Я невольно заткнула уши, мысленно представляя, как перевернутая машина крутится, как в кино, и бензин хлещет на дорогу, и люди внутри всмятку, и все это взрывается пламенем. Но я услышала только скрип, а не…

ТРЕЕЕСК

В противоположном направлении двигалась машина, мигая фарами и сигналя клаксоном: должно быть, водитель чудом увернулся.

Я усмехнулась. Трим мог бы жизнь отдать за то, чтобы оказаться в такой машине. Я представила, как он мчится по автостраде, Грейс рядом с ним со своими суицидальными намерениями, подсказывает ему, как держаться белой линии.

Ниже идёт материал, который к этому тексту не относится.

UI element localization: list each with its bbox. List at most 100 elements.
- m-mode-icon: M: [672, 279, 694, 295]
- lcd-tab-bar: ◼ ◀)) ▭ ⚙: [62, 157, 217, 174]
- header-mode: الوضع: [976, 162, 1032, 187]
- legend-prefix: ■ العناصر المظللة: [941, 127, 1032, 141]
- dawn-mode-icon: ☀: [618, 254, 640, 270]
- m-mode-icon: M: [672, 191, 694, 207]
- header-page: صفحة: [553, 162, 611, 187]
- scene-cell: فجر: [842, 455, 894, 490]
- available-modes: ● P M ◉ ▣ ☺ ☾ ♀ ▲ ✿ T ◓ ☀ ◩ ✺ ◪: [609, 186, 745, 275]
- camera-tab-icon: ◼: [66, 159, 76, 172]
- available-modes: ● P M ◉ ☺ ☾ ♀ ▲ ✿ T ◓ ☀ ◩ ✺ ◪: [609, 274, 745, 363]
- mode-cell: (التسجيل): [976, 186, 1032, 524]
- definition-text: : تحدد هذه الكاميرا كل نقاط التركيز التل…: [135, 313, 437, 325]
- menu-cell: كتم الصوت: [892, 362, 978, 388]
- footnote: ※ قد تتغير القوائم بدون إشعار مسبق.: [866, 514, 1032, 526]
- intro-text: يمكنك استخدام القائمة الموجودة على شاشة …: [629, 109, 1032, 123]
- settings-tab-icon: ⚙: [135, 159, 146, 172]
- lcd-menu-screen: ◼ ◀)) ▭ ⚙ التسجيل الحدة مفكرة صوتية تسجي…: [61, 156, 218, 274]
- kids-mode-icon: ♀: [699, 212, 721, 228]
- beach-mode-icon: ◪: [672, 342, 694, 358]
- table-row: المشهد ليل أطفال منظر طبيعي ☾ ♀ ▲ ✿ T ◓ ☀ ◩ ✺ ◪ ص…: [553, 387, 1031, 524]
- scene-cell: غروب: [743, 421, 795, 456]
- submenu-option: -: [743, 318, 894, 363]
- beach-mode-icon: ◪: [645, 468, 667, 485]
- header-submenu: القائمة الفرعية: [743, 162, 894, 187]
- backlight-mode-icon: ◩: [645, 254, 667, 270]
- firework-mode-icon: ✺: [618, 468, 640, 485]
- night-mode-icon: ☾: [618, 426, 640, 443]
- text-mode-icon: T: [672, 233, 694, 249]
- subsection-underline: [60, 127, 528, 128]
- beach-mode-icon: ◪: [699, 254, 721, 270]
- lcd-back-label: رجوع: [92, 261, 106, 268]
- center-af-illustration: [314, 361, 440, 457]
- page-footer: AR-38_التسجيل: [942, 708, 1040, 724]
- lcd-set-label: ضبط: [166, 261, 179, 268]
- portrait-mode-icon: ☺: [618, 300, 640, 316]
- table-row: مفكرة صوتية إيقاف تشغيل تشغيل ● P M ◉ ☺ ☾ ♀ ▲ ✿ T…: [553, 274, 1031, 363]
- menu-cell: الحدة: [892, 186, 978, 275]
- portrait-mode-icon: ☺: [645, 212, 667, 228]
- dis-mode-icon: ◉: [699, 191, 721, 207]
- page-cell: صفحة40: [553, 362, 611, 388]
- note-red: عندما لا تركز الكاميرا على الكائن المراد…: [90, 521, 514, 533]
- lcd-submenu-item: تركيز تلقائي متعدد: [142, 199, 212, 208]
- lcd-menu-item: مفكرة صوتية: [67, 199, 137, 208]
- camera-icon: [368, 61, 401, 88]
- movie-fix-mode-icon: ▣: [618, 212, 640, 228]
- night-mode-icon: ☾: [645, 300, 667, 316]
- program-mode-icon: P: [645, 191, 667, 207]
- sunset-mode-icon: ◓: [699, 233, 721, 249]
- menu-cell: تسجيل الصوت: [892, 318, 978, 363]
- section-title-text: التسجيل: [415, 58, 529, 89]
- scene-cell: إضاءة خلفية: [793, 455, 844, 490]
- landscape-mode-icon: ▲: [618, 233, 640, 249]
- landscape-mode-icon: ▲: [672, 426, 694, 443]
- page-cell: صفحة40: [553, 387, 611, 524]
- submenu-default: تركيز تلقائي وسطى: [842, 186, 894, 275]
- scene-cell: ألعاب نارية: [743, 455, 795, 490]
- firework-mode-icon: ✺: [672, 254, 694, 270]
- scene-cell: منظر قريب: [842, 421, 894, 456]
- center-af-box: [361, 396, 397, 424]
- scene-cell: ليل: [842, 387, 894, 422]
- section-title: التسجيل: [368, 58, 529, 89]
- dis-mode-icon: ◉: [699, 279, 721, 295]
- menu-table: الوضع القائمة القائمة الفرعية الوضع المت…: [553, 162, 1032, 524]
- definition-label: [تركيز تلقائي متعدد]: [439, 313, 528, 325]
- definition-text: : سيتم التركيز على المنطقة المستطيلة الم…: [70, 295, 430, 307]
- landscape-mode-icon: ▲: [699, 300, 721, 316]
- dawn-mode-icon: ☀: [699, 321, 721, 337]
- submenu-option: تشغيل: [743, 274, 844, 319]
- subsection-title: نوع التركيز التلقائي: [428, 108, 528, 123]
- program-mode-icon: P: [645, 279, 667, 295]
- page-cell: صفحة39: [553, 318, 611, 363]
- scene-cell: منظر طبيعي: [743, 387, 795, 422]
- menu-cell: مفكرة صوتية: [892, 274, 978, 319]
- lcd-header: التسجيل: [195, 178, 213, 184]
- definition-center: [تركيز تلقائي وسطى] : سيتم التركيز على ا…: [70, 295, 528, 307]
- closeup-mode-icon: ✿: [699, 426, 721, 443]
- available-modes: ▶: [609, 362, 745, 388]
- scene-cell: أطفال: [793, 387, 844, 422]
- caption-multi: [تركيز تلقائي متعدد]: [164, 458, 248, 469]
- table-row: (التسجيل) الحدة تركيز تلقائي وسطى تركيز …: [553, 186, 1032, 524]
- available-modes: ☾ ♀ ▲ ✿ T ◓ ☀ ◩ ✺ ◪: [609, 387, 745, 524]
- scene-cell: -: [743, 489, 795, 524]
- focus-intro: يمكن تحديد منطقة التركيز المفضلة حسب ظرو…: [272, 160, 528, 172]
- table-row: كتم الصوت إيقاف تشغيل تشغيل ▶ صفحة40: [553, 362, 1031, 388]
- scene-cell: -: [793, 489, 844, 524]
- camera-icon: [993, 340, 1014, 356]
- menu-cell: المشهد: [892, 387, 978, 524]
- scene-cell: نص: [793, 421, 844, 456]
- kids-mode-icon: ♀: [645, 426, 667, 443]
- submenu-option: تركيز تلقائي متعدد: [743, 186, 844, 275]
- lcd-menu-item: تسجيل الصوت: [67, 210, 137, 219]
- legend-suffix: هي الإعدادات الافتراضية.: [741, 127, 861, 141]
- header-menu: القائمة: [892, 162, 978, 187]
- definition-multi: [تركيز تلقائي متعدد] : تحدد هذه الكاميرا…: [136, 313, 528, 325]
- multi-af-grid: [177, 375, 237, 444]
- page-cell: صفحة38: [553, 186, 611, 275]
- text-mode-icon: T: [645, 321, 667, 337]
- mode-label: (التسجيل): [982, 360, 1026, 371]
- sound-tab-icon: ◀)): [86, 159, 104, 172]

Но улыбка исчезла с моего лица, когда я вспомнила скунса с его игрушечными машинками. Как я уже говорила, скунс – это мерзкий сынишка Каванагов, у которых я жила когда-то. Мне не нравились Каванаги, потому что они всегда были на стороне скунса, их гордости и радости. А я кто? Девочка из приюта, немного похожая на Джейн Эйр с ее ужасными кузенами. В любом случае у скунса был целый парк машин, которые он гонял по кухонному столу. Я до сих пор помню, как зеленая машинка сорвалась с края стола и с грохотом упала на пол. Он наступил на нее, раздавил и сказал: «Ты была в ней, Холли Хоган. Теперь ты мертвая». Он так визжал, когда не мог добиться своего, что лопались барабанные перепонки. Если бы я так вопила, меня бы отшлепали, но его – ни за что и никогда. Я уже и не помню, сколько продолжалась моя пытка у Каванагов. И вот однажды я проснулась и нашла мамину фотографию, которую обычно держала на тумбочке у кровати, разорванной на мелкие кусочки, разбросанные на покрывале. И тогда я закричала что есть мочи, громче, чем скунс. Я бережно собрала обрывки фотографии: с босой ногой и лодыжкой в песке, с половиной руки, придерживающей шляпу на ветру. Туловище тоже было изуродовано, так что проглядывал лишь краешек зеленого бикини. Я пыталась найти мамино лицо, но эти клочки оказались настолько крошечными, что не разглядеть ни губ, ни глаз, ничего. Я завывала так, что дрожали стены. Пришла миссис Каванаг и отругала меня. Я показала порванную фотографию и сказала, что это дело рук скунса, потому что он ненавидит меня. Она фыркнула и заявила, что я, должно быть, сама это сделала, потому что ее милый мальчик на такое не способен. Я колотила ногами по матрасу. «Наверное, ты сделала это во сне», – огрызнулась она. Тогда в окно полетел ночник с тумбочки. И на этом моя жизнь в приемной семье закончилась.